院長のコラム

大河ドラマ「麒麟がくる」


NHKの朝ドラと言うと、幼い頃の印象が強く「年配者のためのドラマ」と感じていた。朝八時十五分と言えば、もう既に学生は登校、社会人は出勤している時刻である。したがってもっと言うなら、家族を送り出した専業主婦のための番組と思っていた。妻はよく見ていたようだが、勤務医だった僕は、土曜や祝日昼の再放送で見る程度だった。連続もの故、内容が全く分からないため面白いと感じたことはなかった。唯一、「あまちゃん」は初見でも小気味よかった。それが、「半分、青い。」以降、朝ドラは我が家の生活になくてはならないものになっている。録画が容易になったことも要因だが、一番の要因は子育てが一段落し心に余裕が出来たことと考えている。

NHK大河ドラマも朝ドラ同様抵抗があった。日曜夜八時と言えば、夕食を終えて翌日の英気を養うべく最も寛いでいる時間帯である。何も考えなくて済むバラエティ番組を見つつ、うたた寝をするのが習慣だった。そもそも、歴史物に興味がない。だから、大好きな宮藤官九郎脚本の「いだてん〜東京オリムピック噺〜」が大河ドラマに決定した時は、「とうとう、(俺も)大河デビューかぁ。」と意気込んだ。けれども、話半ばでいつの間にかフェードアウトしてしまった。理由は未だよく分からない。「録画しているから、後で見よう。」が積もりに積もって、結局見る機会を失ってしまった。

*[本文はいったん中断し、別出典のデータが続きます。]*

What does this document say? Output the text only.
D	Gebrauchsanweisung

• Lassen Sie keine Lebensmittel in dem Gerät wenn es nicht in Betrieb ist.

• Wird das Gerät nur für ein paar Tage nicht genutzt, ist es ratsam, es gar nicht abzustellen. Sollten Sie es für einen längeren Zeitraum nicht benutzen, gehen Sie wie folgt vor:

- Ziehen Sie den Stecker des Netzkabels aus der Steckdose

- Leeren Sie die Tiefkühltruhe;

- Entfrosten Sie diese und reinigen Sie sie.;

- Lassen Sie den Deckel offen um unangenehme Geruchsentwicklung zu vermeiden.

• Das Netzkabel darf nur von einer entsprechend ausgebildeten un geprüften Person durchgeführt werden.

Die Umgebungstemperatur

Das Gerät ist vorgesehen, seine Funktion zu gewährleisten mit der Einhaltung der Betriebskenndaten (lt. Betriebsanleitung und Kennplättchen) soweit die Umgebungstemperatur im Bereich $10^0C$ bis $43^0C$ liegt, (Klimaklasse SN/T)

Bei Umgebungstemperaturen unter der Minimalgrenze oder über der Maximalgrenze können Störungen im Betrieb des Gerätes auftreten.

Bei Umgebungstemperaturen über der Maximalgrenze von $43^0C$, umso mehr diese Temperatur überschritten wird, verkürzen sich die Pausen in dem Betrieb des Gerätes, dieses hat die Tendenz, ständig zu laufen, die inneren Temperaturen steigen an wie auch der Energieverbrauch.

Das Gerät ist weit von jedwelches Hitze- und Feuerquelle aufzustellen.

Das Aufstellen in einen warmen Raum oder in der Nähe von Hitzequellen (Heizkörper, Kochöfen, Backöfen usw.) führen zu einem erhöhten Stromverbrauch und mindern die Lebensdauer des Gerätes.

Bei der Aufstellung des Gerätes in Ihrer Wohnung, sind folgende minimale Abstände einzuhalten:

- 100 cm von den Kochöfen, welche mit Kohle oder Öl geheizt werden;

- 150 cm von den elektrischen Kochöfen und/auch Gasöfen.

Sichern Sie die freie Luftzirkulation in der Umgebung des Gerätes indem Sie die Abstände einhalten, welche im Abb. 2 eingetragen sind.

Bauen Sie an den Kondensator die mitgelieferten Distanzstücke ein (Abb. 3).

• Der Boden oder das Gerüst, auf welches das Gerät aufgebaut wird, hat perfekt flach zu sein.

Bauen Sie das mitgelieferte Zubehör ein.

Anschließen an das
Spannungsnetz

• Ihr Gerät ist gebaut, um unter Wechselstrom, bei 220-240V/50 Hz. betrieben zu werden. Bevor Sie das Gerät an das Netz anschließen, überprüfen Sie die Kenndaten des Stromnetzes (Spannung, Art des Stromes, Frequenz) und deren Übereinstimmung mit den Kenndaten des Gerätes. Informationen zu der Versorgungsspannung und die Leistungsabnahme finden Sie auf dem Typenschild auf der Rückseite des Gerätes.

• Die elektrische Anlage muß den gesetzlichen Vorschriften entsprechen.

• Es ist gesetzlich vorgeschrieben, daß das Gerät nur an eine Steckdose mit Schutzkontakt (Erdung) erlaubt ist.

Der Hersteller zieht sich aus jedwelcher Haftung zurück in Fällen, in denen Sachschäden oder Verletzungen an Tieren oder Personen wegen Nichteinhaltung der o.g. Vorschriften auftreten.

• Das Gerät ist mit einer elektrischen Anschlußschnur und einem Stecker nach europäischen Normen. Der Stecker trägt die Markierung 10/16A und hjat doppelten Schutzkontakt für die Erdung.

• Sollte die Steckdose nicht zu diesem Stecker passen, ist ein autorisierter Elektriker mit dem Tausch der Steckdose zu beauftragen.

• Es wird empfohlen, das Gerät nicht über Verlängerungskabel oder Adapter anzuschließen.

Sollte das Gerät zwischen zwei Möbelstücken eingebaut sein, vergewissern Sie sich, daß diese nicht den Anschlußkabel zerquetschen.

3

「麒麟がくる」は明智光秀が主人公の物語である。明智光秀と言えば、主君である織田信長を討ち天下統一の夢を打ち砕いた謀反人というイメージしかなかった。その光秀を、僕が最も気になっている男優・長谷川博己が演じるのだ。長谷川博己が光秀をどう演じるのか興味があり大河を見始めた。驚嘆したのは、織田信長役が染谷将太だったことである。信長と言うと比較的長身で精悍なイメージを抱いていたが、今回の染谷信長は対極にあり意外だった。中盤から、本能寺の変というクライマックスに向けて二人の関係性を中心に物語が描かれていった。「なぜ、光秀は信長を討たなければならなかったのか?」という最大の疑問に対して、なるほどと唸らされる見事な脚本だった。様々な歴史認識があることは承知している。織田信長を戦国の英雄と捉えるか、なりふり構わない独裁者と捉えるかで認識は正反対になる。史実に基づき新たな光秀像が提示されたことは、歴史オンチの僕にとって新鮮に感じた。また、光秀が生きていることを暗示する最後のシーンを見た時、万感胸に迫ってきた。最期まで見切った初大河であること、次週から楽しみが一つ減るためである。「青天を衝け」はロスを補ってくれるだろうか?

今回、改めて長谷川博己という役者の凄みを知ったような気がする。個性が前面にも全面にも出てくることはなく、光秀を演じているというよりも光秀にしか映らないのだ。朝ドラ「まんぷく」の時もそうである。日清食品の創業者・安藤百福を題材にしたドラマなのだが、「安藤百福ってこんな人だったのだろうなぁ。」という想像通りの萬平さんだった。朝ドラ、大河と国民的ドラマで人気を博した彼なので、出演料の高騰で出演ドラマは大分狭まったに違いない。彼のことなので傲ることはないと信じているが、また彼に会える日を楽しみにしている。それと今回、長谷川光秀と同様、絶妙だったのが染谷信長である。当初違和感を覚えたが、無邪気さと狂気さを兼ね備えた彼の無表情は、何時しか僕の中の信長像になっていた。

大河ドラマという食わず嫌いを、このコロナ禍に克服することが出来た。まだまだ楽しいことは山ほどあるのだろう。